Marina s’arrêta soudain et ferma les yeux.

— Polina, j’ai tellement envie de l’enterrer vivant.

— Stop, répondit Polina sérieusement. Ça, c’est puni par la loi, ne transforme pas ce divorce en un fait divers.

— Je suis sérieuse ! Comment a-t-il pu faire ça ? Sept ans de mariage, et tout ça finit sur un post ! Ai-je si peu compté ?

Marina s’effondra sur un banc, sans se soucier de la neige qui trempait son manteau.

— Que vais-je faire maintenant ? demanda-t-elle, la colère laissant place à la douleur et à la confusion.

— D’abord, pas de vengeance, répondit Polina fermement. Anton a pris sa décision, il faut gérer ça dignement.

— Dignement ?! Après m’avoir humiliée devant tout le monde ? C’est trop tard !

— Au moins, sans bain de sang, soupira Polina. Tu es forte, tu vas t’en sortir.

— Tu sais quoi ? s’exclama Marina en se relevant. Ce soir, je vais boire un coup ! Et je vais me trouver un autre homme !

Polina éclata de rire :

— Primo, tu ne bois jamais, sauf un verre de vin au dîner.

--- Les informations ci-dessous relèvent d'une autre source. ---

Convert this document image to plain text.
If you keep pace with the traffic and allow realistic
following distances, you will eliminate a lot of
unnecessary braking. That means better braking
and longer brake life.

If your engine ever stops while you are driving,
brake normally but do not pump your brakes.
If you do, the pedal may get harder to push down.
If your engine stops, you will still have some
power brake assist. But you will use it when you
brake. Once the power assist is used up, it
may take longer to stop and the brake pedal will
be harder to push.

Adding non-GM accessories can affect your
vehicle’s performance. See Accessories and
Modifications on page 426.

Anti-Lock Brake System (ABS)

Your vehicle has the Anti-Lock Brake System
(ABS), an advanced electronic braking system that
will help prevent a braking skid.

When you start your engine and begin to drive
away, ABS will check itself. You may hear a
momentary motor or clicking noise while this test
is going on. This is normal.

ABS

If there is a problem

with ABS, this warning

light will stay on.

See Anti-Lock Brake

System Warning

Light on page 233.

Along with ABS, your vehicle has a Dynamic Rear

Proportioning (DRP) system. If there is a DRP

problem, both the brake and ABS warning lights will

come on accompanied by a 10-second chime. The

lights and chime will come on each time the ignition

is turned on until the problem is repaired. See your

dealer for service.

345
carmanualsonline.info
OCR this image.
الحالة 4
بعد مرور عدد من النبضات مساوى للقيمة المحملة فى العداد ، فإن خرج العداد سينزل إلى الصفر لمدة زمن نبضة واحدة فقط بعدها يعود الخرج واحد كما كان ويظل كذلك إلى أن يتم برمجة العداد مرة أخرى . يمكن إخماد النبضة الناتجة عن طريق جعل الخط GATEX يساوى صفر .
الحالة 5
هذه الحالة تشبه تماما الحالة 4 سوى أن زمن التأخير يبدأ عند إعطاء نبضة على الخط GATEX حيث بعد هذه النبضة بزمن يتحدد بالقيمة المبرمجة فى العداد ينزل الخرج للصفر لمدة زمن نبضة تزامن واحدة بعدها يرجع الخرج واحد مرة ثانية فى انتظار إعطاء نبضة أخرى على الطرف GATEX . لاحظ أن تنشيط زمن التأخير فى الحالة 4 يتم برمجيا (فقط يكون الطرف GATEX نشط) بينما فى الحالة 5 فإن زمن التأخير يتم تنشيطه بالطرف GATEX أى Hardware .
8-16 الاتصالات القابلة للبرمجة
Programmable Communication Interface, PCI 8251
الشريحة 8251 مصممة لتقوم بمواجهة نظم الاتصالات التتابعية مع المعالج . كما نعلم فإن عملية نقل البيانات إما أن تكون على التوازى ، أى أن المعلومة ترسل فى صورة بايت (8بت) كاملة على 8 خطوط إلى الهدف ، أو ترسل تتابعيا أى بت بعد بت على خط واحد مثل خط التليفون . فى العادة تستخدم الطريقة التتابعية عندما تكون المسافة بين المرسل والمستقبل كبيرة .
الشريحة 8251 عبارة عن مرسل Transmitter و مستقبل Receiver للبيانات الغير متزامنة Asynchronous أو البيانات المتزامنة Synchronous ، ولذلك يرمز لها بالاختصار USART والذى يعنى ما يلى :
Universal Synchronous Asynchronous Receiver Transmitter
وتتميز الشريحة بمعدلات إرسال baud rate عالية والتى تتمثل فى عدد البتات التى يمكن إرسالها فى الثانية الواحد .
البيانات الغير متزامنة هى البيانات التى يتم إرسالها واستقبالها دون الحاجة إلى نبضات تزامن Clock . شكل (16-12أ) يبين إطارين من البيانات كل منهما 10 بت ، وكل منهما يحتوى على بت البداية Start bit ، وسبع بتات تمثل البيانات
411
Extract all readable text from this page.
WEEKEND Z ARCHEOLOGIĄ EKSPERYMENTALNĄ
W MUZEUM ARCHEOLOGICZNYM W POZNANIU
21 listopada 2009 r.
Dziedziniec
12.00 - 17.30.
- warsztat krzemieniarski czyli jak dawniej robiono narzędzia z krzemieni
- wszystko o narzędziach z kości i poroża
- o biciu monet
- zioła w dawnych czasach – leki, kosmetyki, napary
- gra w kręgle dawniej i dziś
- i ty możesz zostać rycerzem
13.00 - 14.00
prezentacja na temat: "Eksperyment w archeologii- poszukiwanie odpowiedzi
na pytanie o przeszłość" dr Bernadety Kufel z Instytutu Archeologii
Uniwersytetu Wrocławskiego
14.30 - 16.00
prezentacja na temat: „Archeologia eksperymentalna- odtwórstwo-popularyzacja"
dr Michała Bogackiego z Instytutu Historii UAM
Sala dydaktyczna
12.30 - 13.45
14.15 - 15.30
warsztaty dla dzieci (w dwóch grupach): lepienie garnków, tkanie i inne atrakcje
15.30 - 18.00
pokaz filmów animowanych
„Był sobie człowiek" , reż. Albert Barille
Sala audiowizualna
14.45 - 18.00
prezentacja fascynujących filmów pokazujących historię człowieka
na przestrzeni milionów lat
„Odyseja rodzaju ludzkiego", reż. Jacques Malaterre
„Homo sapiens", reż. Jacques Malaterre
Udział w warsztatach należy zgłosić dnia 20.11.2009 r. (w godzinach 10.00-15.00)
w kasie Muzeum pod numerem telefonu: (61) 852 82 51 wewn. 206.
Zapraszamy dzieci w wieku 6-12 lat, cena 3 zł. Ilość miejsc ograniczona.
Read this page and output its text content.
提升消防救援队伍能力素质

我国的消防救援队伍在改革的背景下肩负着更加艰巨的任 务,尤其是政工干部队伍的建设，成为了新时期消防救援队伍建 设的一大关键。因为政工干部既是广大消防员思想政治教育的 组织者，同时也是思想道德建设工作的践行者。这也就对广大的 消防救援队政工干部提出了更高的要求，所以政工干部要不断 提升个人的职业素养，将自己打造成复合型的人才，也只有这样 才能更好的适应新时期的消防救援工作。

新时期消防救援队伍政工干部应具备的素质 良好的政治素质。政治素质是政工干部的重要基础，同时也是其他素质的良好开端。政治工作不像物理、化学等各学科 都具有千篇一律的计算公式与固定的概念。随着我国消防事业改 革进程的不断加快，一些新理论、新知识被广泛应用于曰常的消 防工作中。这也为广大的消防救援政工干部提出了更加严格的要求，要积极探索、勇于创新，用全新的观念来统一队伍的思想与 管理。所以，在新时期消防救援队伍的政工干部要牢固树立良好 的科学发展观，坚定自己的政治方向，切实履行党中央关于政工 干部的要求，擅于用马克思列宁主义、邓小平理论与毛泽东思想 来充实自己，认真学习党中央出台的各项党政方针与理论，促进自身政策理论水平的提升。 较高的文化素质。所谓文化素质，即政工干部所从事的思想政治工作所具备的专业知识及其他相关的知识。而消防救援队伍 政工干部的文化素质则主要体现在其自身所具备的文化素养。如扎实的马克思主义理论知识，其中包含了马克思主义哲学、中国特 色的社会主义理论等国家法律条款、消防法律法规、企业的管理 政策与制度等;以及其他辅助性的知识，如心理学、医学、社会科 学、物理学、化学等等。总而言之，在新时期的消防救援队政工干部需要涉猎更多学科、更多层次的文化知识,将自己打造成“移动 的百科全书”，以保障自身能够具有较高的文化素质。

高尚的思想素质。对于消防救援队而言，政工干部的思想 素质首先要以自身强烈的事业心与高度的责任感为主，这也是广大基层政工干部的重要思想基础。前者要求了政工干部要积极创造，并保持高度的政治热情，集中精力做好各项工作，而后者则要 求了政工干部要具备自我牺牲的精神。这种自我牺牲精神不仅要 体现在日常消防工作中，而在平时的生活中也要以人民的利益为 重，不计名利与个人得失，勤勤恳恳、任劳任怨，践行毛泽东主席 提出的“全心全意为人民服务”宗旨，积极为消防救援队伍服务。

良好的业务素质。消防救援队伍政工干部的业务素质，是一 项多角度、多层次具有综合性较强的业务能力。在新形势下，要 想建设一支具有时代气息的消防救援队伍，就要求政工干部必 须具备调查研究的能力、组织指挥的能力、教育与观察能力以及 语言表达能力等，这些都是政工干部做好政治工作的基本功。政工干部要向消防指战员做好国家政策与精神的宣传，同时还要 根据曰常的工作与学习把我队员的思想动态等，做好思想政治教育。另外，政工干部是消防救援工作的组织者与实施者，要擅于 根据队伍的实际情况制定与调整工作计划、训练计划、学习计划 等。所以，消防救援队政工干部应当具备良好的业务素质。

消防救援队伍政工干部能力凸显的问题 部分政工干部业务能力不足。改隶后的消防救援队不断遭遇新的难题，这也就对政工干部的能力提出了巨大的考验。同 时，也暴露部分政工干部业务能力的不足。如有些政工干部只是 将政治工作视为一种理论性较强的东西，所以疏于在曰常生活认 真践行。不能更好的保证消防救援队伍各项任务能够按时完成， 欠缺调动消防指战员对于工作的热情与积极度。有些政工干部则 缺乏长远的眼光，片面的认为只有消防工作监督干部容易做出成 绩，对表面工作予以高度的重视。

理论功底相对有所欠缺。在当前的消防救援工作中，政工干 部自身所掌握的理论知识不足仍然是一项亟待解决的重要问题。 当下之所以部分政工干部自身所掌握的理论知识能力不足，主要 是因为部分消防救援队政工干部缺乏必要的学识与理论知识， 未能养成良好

Secundo, les hommes fuient après ta prestation ce matin.

Marina rit nerveusement.

— Tu as raison. J’ai juste envie de me venger…

— Ne le fais pas, répéta doucement Polina. La vengeance prolonge le lien. Ce dont tu as besoin, c’est de le couper. Pleure, crie, puis lâche prise. D’accord ?

Marina essuya ses larmes.

— D’accord. Pas de drame, pas de victimes. Merci, Polina. Je te rappelle plus tard.

Elle resta longtemps assise sur le banc, tandis que la ville continuait sa course.